Wednesday, July 24, 2013

On Banning, Burning and Boycotting Books

What do you do when a book challenges your entire system of belief? Thank it? Sometimes. What if it's a bad book--just an absolute steaming pile of crap? Laugh at it? Probably. But what if it's something else entirely? Do you ban it, burn it, or boycott it? 

One one hand, I think that books, however badly written they might be, are an ideal, and that any attack of them is a symbolic attack on peoples' freedom to express themselves. On the other hand, a lot of writers are dickheads. 

I have a whole shelf of books that were banned, burned or boycotted at one time. The classics, you know, ranging from everything from Sade to Harry Potter. Now there are two books you don't often see sharing self space. And some of them I love (hello, Harry!) and some of them I feel squicky even looking at (really, Sade, really?). But here's the thing. I still believe that books have an intrinsic value outside of their controversy. In the case of Harry Potter, it's because they're awesome. And in the case of Sade, it's because once you can get past the didn't-have-a-word-for-how-sick-this-was-before-him stuff, the philosophy of it is fascinating. 

But there's one book I really wish I hadn't bought. And it's a great book, it really, really is, but I find the author's views on gay people and gay rights so personally repellent and hate-filled, that, had I known them at the time, I wouldn't have chosen to give him any of my money. 

And, like I said, this is a great book, and will probably be a great movie. 

Would I ban this book? No.
Would I burn this book? Hell no. 
But would I boycott it? Personally, yes. And in a heartbeat. 

The key word here is personally

Read what you want. Buy what you want. And draw the line in the sand where it needs to be for you. 


Are there any books you won't read because of an author's beliefs or behaviour?  


  1. I started reading Ender's Game, but I got distracted a few pages in. I guess I'll have to finish it so I can throw in my two cents. ;) While I'm all in favor of having opinions, as soon as you voice them in an offensive way, it's a problem.

    1. Exactly, Madeline.
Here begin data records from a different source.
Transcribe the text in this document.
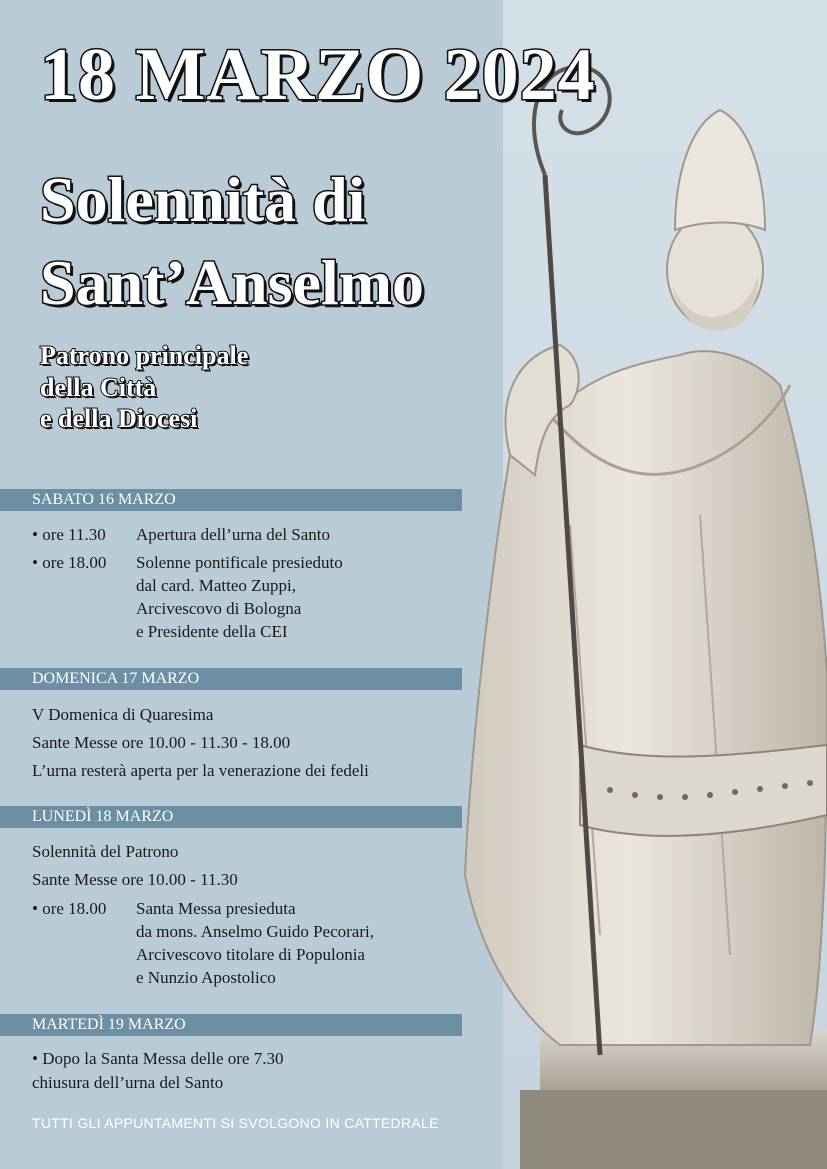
18 MARZO 2024
Solennità di
Sant’Anselmo
Patrono principale
della Città
e della Diocesi
SABATO 16 MARZO
• ore 11.30	Apertura dell’urna del Santo
• ore 18.00	Solenne pontificale presieduto
dal card. Matteo Zuppi,
Arcivescovo di Bologna
e Presidente della CEI
DOMENICA 17 MARZO
V Domenica di Quaresima
Sante Messe ore 10.00 - 11.30 - 18.00
L’urna resterà aperta per la venerazione dei fedeli
LUNEDÌ 18 MARZO
Solennità del Patrono
Sante Messe ore 10.00 - 11.30
• ore 18.00	Santa Messa presieduta
da mons. Anselmo Guido Pecorari,
Arcivescovo titolare di Populonia
e Nunzio Apostolico
MARTEDÌ 19 MARZO
• Dopo la Santa Messa delle ore 7.30
chiusura dell’urna del Santo
TUTTI GLI APPUNTAMENTI SI SVOLGONO IN CATTEDRALE
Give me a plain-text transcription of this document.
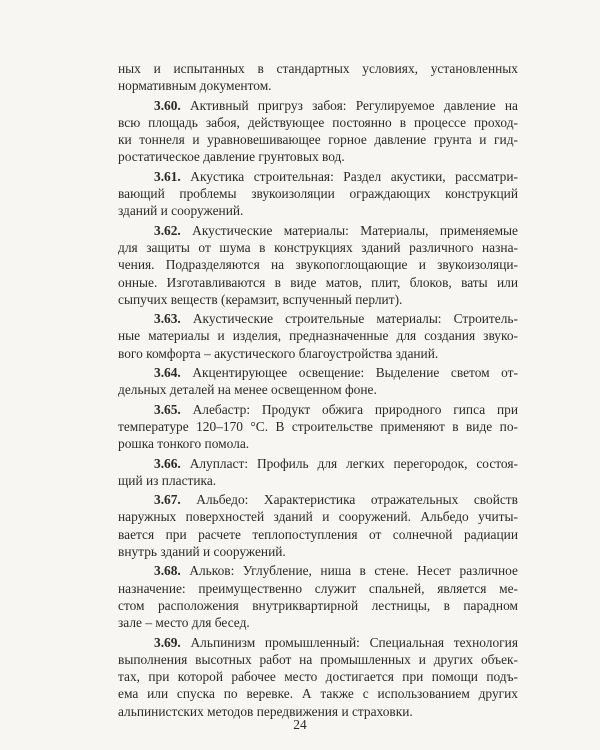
ных и испытанных в стандартных условиях, установленных
нормативным документом.
3.60. Активный пригруз забоя: Регулируемое давление на
всю площадь забоя, действующее постоянно в процессе проход-
ки тоннеля и уравновешивающее горное давление грунта и гид-
ростатическое давление грунтовых вод.
3.61. Акустика строительная: Раздел акустики, рассматри-
вающий проблемы звукоизоляции ограждающих конструкций
зданий и сооружений.
3.62. Акустические материалы: Материалы, применяемые
для защиты от шума в конструкциях зданий различного назна-
чения. Подразделяются на звукопоглощающие и звукоизоляци-
онные. Изготавливаются в виде матов, плит, блоков, ваты или
сыпучих веществ (керамзит, вспученный перлит).
3.63. Акустические строительные материалы: Строитель-
ные материалы и изделия, предназначенные для создания звуко-
вого комфорта – акустического благоустройства зданий.
3.64. Акцентирующее освещение: Выделение светом от-
дельных деталей на менее освещенном фоне.
3.65. Алебастр: Продукт обжига природного гипса при
температуре 120–170 °С. В строительстве применяют в виде по-
рошка тонкого помола.
3.66. Алупласт: Профиль для легких перегородок, состоя-
щий из пластика.
3.67. Альбедо: Характеристика отражательных свойств
наружных поверхностей зданий и сооружений. Альбедо учиты-
вается при расчете теплопоступления от солнечной радиации
внутрь зданий и сооружений.
3.68. Альков: Углубление, ниша в стене. Несет различное
назначение: преимущественно служит спальней, является ме-
стом расположения внутриквартирной лестницы, в парадном
зале – место для бесед.
3.69. Альпинизм промышленный: Специальная технология
выполнения высотных работ на промышленных и других объек-
тах, при которой рабочее место достигается при помощи подъ-
ема или спуска по веревке. А также с использованием других
альпинистских методов передвижения и страховки.
24
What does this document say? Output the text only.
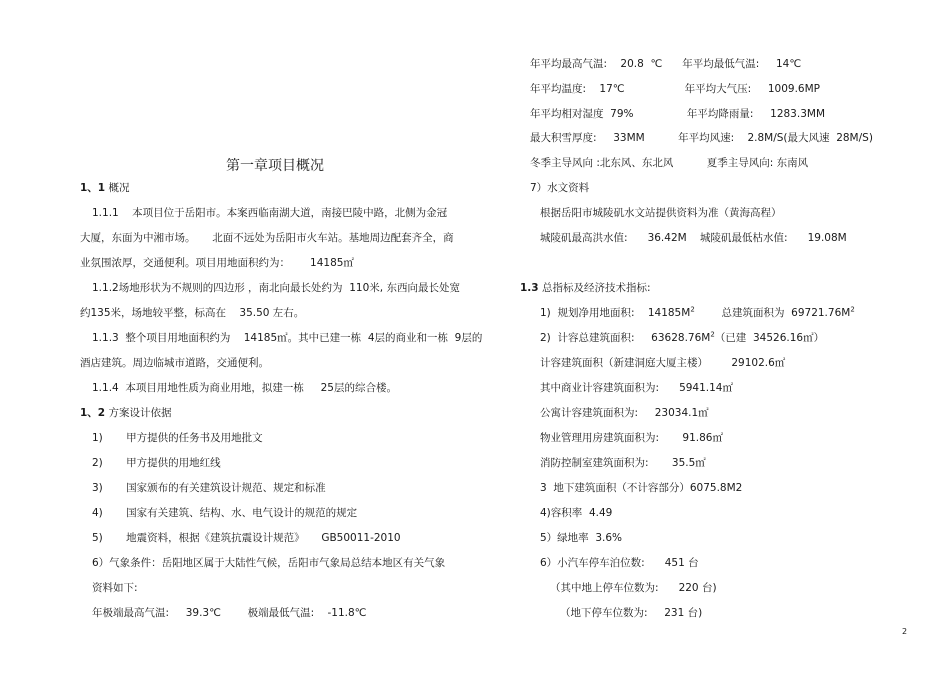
第一章项目概况
1、1 概况
1.1.1    本项目位于岳阳市。本案西临南湖大道，南接巴陵中路，北侧为金冠
大厦，东面为中湘市场。     北面不远处为岳阳市火车站。基地周边配套齐全，商
业氛围浓厚，交通便利。项目用地面积约为：      14185㎡
1.1.2场地形状为不规则的四边形 ，南北向最长处约为  110米, 东西向最长处宽
约135米，场地较平整，标高在    35.50 左右。
1.1.3  整个项目用地面积约为    14185㎡。其中已建一栋  4层的商业和一栋  9层的
酒店建筑。周边临城市道路，交通便利。
1.1.4  本项目用地性质为商业用地，拟建一栋     25层的综合楼。
1、2 方案设计依据
1)       甲方提供的任务书及用地批文
2)       甲方提供的用地红线
3)       国家颁布的有关建筑设计规范、规定和标准
4)       国家有关建筑、结构、水、电气设计的规范的规定
5)       地震资料，根据《建筑抗震设计规范》     GB50011-2010
6）气象条件：岳阳地区属于大陆性气候，岳阳市气象局总结本地区有关气象
资料如下:
年极端最高气温:     39.3℃        极端最低气温:    -11.8℃
年平均最高气温:    20.8  ℃      年平均最低气温:     14℃
年平均温度:    17℃                  年平均大气压:     1009.6MP
年平均相对湿度  79%                年平均降雨量:     1283.3MM
最大积雪厚度:     33MM          年平均风速:    2.8M/S(最大风速  28M/S)
冬季主导风向 :北东风、东北风          夏季主导风向: 东南风
7）水文资料
根据岳阳市城陵矶水文站提供资料为准（黄海高程）
城陵矶最高洪水值:      36.42M    城陵矶最低枯水值:      19.08M
1.3 总指标及经济技术指标:
1)  规划净用地面积:    $14185M^2$        总建筑面积为  $69721.76M^2$
2)  计容总建筑面积:     $63628.76M^2$（已建  34526.16㎡）
计容建筑面积（新建洞庭大厦主楼）       29102.6㎡
其中商业计容建筑面积为:      5941.14㎡
公寓计容建筑面积为:     23034.1㎡
物业管理用房建筑面积为:       91.86㎡
消防控制室建筑面积为:       35.5㎡
3  地下建筑面积（不计容部分）6075.8M2
4)容积率  4.49
5）绿地率  3.6%
6）小汽车停车泊位数:      451 台
（其中地上停车位数为:      220 台)
（地下停车位数为:     231 台)
2
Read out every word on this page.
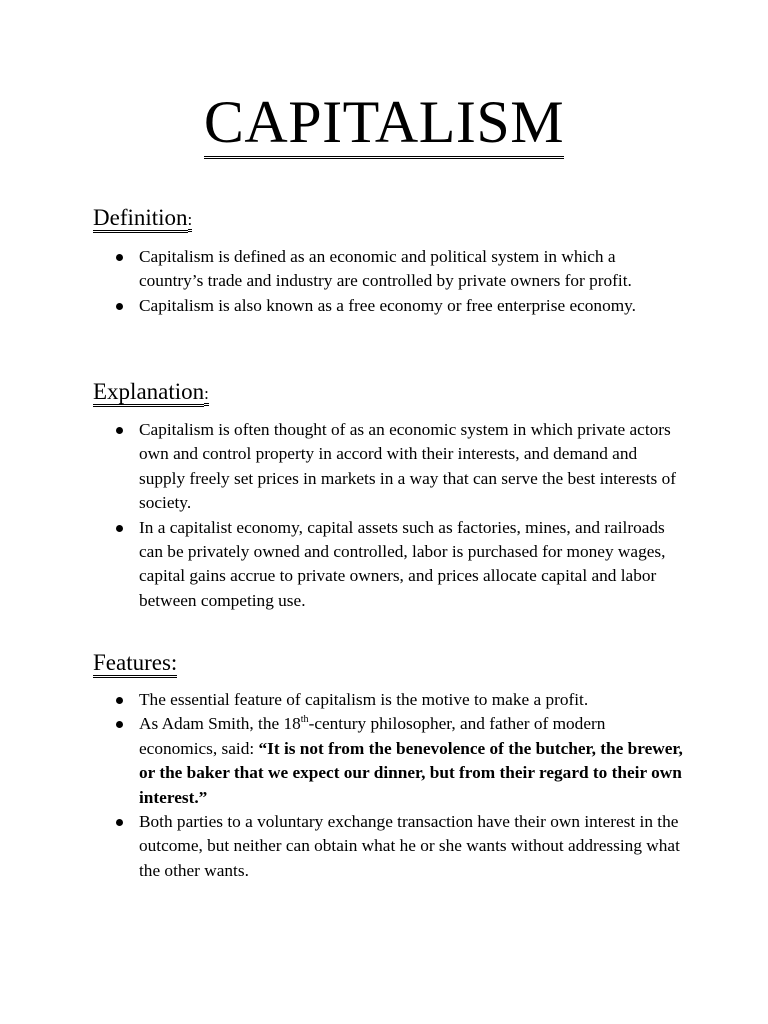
CAPITALISM
Definition:
Capitalism is defined as an economic and political system in which a country’s trade and industry are controlled by private owners for profit.
Capitalism is also known as a free economy or free enterprise economy.
Explanation:
Capitalism is often thought of as an economic system in which private actors own and control property in accord with their interests, and demand and supply freely set prices in markets in a way that can serve the best interests of society.
In a capitalist economy, capital assets such as factories, mines, and railroads can be privately owned and controlled, labor is purchased for money wages, capital gains accrue to private owners, and prices allocate capital and labor between competing use.
Features:
The essential feature of capitalism is the motive to make a profit.
As Adam Smith, the 18th-century philosopher, and father of modern economics, said: “It is not from the benevolence of the butcher, the brewer, or the baker that we expect our dinner, but from their regard to their own interest.”
Both parties to a voluntary exchange transaction have their own interest in the outcome, but neither can obtain what he or she wants without addressing what the other wants.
Which I think leaves the public with one option -- protest with your wallet and find another author to support with your hard-earned money.

  2. Like you, anything by Orson Scott Card is permanently off my list. I wouldn't blame anyone for reading them, but I find his anti-gay activities too abhorrent to support him in any way. But if someone tried to ban his books, I'd still protest.

    1. Agreed, JE! Personally. Orson Scott Card is a real world litmus test for how far my ideals about free speech go, because, as you say, I find his opinions absolutely abhorrent. And while I would never tell anyone not to read his books because of them, I'll happily tell them why (if I hadn't already read it!) I would not pay for them.

  3. He's always been very forward in putting his religious beliefs in his books. As to your point about how to deal with sentiments you don't agree with, there's always been a strong feeling among all groups that the best way to deal with it is prevent it being available to anyone (especially children).

    But pretending things don't exist never works, be it sex or drugs or whatever. You can't control the world (although some try mighty hard) you can only control yourself. And you can't teach children how to avoid the things out there that you might not approve of, you can only teach them how to handle problems, temptations and bad influences. Of course that means you have to know how to deal with them first, which is where the trouble usually starts.


    1. Hi Mood! I've never believed in pretending that sentiments I don't agree with should be hidden away. I believe the best response is always a well-reasoned counter-argument (particularly with children). Banning or burning books with ideas I find abhorrent is just answering one crime with another.

      I do believe in boycotting though, but that's a personal decision and one that I wouldn't try to force on anyone else.